To compare profiles of subjects with and without cervical dystonia (CD)-associated pain, to evaluate the contribution of pain and the motor component of CD on quality of life, and to compare the initial botulinum toxin treatment paradigm between pain groups, baseline data were used from the CD Patient Registry for Observation of OnabotulinumtoxinA Efficacy (CD PROBE), a multicenter, prospective, observational registry designed to capture real-world practices and outcomes for onabotulinumtoxinA CD treatment. Subjects were divided into no/mild pain [Pain Numeric Rating Scale (PNRS) score 0-3] and moderate/severe pain groups (PNRS score 4-10). Descriptive and differential statistics were utilized to compare groups. 1,037 subjects completed the first treatment session, reported baseline botulinum toxin status, and completed baseline PNRS. Those with no/mild pain were significantly older at baseline. Those subjects with moderate/severe pain had higher Toronto Western Spasmodic Torticollis Rating Scale Severity (17.7 ± 5.1 vs. 16.2 ± 5.6, p < 0.0001) and Disability (12.7 ± 6.1 vs. 7.5 ± 5.6, p < 0.0001).
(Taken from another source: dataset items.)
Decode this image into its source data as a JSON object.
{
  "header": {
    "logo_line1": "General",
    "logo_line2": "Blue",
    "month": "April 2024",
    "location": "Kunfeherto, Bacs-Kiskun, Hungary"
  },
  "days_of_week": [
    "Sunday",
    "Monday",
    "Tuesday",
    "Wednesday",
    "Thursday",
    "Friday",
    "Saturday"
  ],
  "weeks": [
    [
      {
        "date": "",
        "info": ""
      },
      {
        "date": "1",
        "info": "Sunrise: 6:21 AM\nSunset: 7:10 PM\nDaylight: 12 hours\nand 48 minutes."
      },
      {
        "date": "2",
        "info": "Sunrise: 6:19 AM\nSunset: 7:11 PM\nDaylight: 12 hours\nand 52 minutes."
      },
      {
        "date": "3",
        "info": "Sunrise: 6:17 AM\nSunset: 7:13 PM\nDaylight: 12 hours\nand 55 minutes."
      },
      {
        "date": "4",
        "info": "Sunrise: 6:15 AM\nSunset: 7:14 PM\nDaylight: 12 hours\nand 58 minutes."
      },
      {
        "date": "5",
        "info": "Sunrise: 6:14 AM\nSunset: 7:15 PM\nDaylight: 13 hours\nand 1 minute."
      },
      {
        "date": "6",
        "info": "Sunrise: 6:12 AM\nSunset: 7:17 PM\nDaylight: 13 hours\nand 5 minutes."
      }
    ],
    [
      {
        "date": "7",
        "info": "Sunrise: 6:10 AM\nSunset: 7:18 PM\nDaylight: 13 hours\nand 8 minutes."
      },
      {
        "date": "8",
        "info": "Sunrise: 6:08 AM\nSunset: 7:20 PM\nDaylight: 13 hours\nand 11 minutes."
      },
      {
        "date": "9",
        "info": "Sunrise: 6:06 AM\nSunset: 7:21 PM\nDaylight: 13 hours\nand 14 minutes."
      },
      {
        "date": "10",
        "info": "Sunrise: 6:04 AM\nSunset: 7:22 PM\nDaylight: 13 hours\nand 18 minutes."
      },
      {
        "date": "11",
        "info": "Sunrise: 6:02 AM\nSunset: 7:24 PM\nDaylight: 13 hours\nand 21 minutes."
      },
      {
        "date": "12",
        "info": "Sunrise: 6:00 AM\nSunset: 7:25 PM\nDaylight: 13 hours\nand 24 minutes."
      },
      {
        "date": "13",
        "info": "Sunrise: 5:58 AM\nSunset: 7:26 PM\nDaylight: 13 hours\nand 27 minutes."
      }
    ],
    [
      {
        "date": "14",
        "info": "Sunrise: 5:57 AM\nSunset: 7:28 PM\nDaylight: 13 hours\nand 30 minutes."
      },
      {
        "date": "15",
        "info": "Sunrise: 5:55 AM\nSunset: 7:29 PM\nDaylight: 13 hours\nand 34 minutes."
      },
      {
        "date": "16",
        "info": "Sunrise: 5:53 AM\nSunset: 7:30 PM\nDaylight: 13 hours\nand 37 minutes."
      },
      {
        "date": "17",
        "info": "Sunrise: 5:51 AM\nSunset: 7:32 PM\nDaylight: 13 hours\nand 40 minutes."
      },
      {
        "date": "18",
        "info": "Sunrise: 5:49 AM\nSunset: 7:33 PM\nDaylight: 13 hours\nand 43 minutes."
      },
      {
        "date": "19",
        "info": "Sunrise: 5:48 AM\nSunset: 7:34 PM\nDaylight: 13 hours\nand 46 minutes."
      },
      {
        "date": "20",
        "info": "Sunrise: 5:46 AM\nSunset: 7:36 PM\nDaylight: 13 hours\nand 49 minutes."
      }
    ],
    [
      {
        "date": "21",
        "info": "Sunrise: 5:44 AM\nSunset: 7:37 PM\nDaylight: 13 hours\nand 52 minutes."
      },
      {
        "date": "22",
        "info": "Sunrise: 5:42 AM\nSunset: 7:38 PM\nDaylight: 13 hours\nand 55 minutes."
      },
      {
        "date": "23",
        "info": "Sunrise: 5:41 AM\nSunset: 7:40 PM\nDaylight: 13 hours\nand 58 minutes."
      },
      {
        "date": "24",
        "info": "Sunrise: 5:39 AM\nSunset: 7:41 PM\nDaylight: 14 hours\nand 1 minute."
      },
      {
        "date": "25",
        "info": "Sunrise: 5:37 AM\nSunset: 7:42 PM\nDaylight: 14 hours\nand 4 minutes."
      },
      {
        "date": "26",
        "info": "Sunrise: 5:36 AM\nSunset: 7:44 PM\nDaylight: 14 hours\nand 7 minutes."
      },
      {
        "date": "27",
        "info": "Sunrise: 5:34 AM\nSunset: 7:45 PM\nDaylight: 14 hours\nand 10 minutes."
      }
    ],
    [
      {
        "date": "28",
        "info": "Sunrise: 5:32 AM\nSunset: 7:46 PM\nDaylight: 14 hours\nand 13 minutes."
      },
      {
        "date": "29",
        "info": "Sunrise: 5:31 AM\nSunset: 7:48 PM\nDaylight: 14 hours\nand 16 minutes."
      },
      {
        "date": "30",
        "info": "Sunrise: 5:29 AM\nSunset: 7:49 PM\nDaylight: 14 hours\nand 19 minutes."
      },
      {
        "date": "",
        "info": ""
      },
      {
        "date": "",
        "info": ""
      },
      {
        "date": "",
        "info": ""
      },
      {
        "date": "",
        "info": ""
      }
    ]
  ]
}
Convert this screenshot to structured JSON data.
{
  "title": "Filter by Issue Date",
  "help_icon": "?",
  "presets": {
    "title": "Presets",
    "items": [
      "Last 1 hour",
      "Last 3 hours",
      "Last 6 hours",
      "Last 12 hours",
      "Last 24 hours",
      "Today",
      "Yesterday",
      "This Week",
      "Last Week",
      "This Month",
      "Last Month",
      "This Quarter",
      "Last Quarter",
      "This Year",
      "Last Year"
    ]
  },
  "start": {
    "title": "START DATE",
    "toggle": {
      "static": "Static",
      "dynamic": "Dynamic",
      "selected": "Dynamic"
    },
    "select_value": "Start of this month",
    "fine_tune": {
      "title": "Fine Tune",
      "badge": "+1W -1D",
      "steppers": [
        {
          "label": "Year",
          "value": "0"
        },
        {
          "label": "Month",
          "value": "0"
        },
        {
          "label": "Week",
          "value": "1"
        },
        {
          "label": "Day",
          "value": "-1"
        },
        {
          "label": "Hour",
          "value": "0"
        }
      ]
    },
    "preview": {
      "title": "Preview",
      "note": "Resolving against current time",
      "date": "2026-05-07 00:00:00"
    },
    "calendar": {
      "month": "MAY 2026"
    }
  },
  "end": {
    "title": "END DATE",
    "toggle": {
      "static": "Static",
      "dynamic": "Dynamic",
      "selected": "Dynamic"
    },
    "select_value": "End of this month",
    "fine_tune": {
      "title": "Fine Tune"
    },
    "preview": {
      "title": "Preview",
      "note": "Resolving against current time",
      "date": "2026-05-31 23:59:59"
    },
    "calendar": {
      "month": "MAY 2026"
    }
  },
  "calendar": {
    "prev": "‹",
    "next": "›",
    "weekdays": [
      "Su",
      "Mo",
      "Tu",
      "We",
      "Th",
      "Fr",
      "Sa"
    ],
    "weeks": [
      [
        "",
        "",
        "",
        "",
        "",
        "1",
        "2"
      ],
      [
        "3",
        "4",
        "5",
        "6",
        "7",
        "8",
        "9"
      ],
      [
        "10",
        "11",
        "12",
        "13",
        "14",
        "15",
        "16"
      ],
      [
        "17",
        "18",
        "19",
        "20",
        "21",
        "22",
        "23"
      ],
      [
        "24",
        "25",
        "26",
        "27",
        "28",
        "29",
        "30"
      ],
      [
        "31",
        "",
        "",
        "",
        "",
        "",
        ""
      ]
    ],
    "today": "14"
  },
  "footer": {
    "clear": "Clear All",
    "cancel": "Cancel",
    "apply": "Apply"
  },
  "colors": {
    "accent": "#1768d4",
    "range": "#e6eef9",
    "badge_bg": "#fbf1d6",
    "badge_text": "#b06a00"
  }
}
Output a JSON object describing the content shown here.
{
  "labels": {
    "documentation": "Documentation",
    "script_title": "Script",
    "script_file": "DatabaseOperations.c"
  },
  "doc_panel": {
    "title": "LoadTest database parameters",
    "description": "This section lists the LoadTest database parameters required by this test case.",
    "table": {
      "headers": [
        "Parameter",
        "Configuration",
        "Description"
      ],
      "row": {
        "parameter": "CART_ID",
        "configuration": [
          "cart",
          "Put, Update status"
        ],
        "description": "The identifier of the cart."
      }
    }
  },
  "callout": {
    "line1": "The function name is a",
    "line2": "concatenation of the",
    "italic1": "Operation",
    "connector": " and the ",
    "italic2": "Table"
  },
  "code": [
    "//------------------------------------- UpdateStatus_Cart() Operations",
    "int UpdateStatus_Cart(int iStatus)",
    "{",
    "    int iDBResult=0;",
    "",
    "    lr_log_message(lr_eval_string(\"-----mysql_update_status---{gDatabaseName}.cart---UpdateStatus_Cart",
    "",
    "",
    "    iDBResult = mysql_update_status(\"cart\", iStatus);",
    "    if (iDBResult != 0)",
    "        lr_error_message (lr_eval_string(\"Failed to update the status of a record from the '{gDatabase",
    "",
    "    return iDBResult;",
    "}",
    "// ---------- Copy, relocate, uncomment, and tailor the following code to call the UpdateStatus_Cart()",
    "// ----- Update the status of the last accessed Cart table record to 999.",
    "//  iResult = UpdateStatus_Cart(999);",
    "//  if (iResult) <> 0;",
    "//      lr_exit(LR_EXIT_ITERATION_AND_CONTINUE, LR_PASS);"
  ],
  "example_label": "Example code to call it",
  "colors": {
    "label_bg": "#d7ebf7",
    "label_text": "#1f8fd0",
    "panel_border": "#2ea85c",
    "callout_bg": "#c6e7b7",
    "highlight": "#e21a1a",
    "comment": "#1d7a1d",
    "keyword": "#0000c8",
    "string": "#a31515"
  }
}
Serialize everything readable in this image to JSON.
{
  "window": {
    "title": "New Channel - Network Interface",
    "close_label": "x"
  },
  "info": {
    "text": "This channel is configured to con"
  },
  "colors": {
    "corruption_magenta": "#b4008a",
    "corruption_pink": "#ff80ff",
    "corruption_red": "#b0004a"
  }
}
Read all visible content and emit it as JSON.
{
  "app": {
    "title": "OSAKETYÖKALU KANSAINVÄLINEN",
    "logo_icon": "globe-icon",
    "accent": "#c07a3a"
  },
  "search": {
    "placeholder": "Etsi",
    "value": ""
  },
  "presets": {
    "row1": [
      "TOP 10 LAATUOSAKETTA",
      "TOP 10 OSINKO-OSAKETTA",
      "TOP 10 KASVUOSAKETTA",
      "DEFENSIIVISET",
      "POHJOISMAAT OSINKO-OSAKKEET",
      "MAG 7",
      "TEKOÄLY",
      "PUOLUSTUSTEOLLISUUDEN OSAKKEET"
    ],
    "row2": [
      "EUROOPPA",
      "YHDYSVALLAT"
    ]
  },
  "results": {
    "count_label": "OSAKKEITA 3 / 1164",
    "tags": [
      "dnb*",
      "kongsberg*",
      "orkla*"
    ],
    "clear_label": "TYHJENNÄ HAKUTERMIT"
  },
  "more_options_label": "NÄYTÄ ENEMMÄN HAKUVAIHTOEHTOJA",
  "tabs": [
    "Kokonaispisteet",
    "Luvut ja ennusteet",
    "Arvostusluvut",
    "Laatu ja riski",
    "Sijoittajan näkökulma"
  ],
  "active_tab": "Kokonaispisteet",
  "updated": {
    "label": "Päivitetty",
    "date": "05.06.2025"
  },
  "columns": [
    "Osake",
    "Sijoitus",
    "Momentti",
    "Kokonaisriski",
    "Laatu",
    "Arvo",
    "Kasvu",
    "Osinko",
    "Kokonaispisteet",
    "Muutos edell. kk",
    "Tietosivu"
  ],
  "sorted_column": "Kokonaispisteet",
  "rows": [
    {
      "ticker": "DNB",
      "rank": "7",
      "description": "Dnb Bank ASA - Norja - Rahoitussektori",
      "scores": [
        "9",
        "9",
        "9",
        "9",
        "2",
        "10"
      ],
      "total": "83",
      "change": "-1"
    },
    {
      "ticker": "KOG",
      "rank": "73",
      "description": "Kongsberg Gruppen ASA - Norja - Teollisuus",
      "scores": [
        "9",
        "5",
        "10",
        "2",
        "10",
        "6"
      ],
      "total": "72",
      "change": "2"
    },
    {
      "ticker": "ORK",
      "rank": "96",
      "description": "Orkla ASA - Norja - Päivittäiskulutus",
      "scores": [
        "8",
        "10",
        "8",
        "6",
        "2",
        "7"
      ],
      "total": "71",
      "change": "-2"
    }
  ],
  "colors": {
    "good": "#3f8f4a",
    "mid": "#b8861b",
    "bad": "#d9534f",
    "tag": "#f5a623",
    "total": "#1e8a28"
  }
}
CD subjects with moderate/severe pain received a higher mean dose (177.3 ± 82.9 vs. 158.0 ± 67.1 U, p = 0.0001) of onabotulinumtoxinA and were injected in more muscles (4.1 ± 1.4 vs. 3.7 ± 1.2, p < 0.0001) at initial treatment. CD PROBE clearly demonstrates the frequency of pain in CD and substantiates its importance when determining an optimal treatment paradigm. Future analyses of CD PROBE will further our understanding of the treatment patterns and outcomes related to onabotulinumtoxinA therapy for this disabling condition.
为比较伴有和不伴有颈部肌张力障碍(CD)相关疼痛的受试者情况,评估疼痛和CD运动成分对生活质量的影响,并比较疼痛组之间的初始肉毒毒素治疗方案,我们使用了CD患者肉毒毒素A疗效观察登记系统(CD PROBE)的基线数据,这是一个多中心、前瞻性、观察性登记系统,旨在记录肉毒毒素A治疗CD的实际应用情况和疗效。受试者被分为无/轻度疼痛组[疼痛数字评定量表(PNRS)评分0 - 3]和中度/重度疼痛组(PNRS评分4 - 10)。采用描述性和差异性统计方法对组间进行比较。1037名受试者完成了首次治疗疗程,报告了基线肉毒毒素状态,并完成了基线PNRS评分。无/轻度疼痛组受试者的基线年龄显著更大。中度/重度疼痛的受试者在多伦多西部痉挛性斜颈评定量表上的严重程度更高(17.7 ± 5.1 vs. 16.2 ± 5.6,p < 0.0001),残疾程度也更高(12.7 ± 6.1 vs. 7.5 ± 5.6,p < 0.0001)。中度/重度疼痛的CD受试者在初始治疗时接受了更高平均剂量的肉毒毒素A(177.3 ± 82.9 vs. 158.0 ± 67.1 U,p = 0.0001),且注射的肌肉更多(4.1 ± 1.4 vs. 3.7 ± 1.2,p < 0.0001)。CD PROBE清楚地显示了CD疼痛的发生率,并证实了其在确定最佳治疗方案时的重要性。对CD PROBE的进一步分析将加深我们对肉毒毒素A治疗这种致残性疾病的治疗模式和疗效的理解。